No mundo da reciclagem são as mulheres as "mais preocupadas e as que mais separam os resíduos para reciclar", porém a motivação é um fator fundamental a ter em causa. Ao contrário do último ano, a crise que afetou Portugal levou a um "abandono do investimento em campanhas de comunicação" e isso tem efeitos imediatos: "Os números baixam, as pessoas desmotivam."
A força dos miúdos
As campanhas constantes com foco nos mais jovens são um ponto essencial para a reciclagem. A criança é a primeira a transmitir o que ouve na escola, a implementar a necessidade da reciclagem em casa, a passar a palavra aos pais e a 'obrigar' na ajuda ao ambiente.
Nas escolas e em eventos, as crianças aprendem a reciclar, a entender a importância do gesto e passam-no às gerações mais velhas. O problema está no passo seguinte: "As crianças crescem, começam a preocupar-se com outro tipo de coisas e não podemos largar este cidadão porque ele depois vai ser adulto, vai esquecer-se ou não vai querer fazer."
A tara e a motivação económica
Muitas vezes a motivação vem acompanhada de dinheiro. Não há como negar. "Quando o benefício é económico e direto ao bolso de cada um a participação aumenta." Ana Loureiro recorda uma campanha teste num supermercado, em que os cidadãos receberam dinheiro em cartão e os números não metem, "foi espectacular".
A questão do pagamento em troca da reciclagem traz para cima da mesa o tema da tara, existente em vários países. Joana Xavier, da Valorsul, recorda que nos locais onde existe esse sistema "as pessoas pagam mais para virem a receber essa tara". "Não recebem para reciclar, ninguém recebe para reciclar, o modelo não é rentável", explica.
Ana Loureiro acrescenta que essa mudança implica uma "grande mudança" em Portugal, tendo em conta que isso "ia aumentar o preço dos produtos e é preciso estarmos todos disponíveis para que isso aconteça".
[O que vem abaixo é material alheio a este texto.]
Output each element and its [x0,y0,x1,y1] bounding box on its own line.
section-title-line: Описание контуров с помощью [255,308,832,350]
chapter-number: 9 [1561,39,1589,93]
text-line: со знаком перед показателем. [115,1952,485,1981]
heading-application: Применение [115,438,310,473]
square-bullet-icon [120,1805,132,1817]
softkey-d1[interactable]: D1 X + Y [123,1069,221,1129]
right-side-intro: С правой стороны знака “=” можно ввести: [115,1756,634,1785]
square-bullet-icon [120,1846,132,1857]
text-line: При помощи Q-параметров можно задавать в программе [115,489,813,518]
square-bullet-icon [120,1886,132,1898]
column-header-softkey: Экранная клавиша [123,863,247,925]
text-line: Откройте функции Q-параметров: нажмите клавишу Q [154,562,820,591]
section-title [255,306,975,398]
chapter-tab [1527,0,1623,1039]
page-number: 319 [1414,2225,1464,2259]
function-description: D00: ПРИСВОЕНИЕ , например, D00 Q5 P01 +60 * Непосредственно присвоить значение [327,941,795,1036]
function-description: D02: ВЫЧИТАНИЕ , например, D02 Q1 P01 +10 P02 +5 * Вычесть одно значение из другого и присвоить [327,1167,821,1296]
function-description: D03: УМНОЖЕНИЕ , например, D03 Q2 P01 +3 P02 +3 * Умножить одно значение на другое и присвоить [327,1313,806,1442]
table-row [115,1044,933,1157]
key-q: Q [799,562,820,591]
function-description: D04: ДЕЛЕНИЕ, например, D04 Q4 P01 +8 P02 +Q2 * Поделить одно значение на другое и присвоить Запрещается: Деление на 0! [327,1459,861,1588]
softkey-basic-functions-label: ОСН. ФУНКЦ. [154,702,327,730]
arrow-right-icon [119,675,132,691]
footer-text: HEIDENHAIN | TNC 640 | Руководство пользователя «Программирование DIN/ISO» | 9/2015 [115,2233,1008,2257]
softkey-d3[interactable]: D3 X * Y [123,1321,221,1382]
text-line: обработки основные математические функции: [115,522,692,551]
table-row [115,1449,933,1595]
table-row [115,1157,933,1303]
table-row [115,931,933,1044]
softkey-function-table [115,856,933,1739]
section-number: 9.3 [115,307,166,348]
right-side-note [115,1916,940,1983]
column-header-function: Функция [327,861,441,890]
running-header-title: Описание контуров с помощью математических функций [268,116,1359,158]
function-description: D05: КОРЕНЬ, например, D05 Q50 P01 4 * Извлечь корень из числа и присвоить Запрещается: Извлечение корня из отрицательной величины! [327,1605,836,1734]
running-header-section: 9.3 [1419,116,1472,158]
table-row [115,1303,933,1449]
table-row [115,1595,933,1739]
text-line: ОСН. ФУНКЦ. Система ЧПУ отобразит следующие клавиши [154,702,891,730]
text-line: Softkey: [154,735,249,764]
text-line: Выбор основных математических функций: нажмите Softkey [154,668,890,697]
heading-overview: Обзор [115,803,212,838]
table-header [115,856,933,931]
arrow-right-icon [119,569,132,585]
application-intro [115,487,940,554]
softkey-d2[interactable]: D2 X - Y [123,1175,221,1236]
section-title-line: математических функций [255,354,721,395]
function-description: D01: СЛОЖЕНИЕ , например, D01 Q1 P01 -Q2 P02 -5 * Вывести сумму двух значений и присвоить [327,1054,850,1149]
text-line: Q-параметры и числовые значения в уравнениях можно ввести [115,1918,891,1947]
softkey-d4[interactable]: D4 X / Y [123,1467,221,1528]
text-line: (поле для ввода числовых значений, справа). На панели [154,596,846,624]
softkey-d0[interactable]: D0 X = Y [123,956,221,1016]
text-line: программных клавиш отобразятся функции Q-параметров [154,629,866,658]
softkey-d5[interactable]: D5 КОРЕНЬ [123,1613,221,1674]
"As pessoas estão mais preocupadas em terem um prémio pelo seu bom comportamento, sem que isso implique um acréscimo de custo pelo material que entra no mercado e que se vai transformar em resíduos", explica.
A ambição de fazer melhor
Portugal pode orgulhar-se de ser "dos poucos países do mundo que tem uma sinalética nacional aprovada". Contudo, a ambição não pode ser colocada de parte, já que olhamos para os outros países e "dizemos que reciclam muito". "Também investem muito, têm recolhas porta a porta muitas vezes espalhadas pelo país inteiro", justifica a responsável da EGF.
"Para podermos ter sistemas com mais tecnologia, com mais capacidade e também mais pessoas para operar, também temos de ter investimento e temos de ter um regulador que nos permita fazer estes investimentos e suportar estes custos", acrescenta Ana Loureiro, explicando que nesta área "não há concorrência", pois "estamos todos a falar de um bem comum".
E o lixo que não se recicla?
Em Portugal, há várias hipóteses para tentar 'salvar' o lixo do aterro.
Em Lisboa, Porto, Madeira e Açores há estações de valorização energética, onde o principal objetivo é "produzir energia". Mais ainda, obtém-se "escória que vai transformar-se em agregado que dá para construção rodoviária".
No país há ainda estações de tratamento mecânico e biológico que "recebem os resíduos indiferenciados e tentam salvar o máximo possível de embalagens". Nessas alturas são ainda produzidos "corretivos orgânicos e só depois, o que sobra disso, é que vai para aterro".
Por fim, o aterro, "aquilo que ninguém quer". "Todos nós temos como meta reduzir ao máximo aquilo que vai para aterro, é a última solução que deve ser utilizada", explica Ana Loureiro. No aterro produz-se biogás, "que é extraído" e com o que é "produzida energia elétrica".
"De todas as soluções é o fim de linha, tem sempre de haver por causa de acidentes, greves, confusões, desastres, avarias. É o sítio que sabemos que garante segurança no caso de alguma coisa falhar. É o fusível do sistema", esclarece.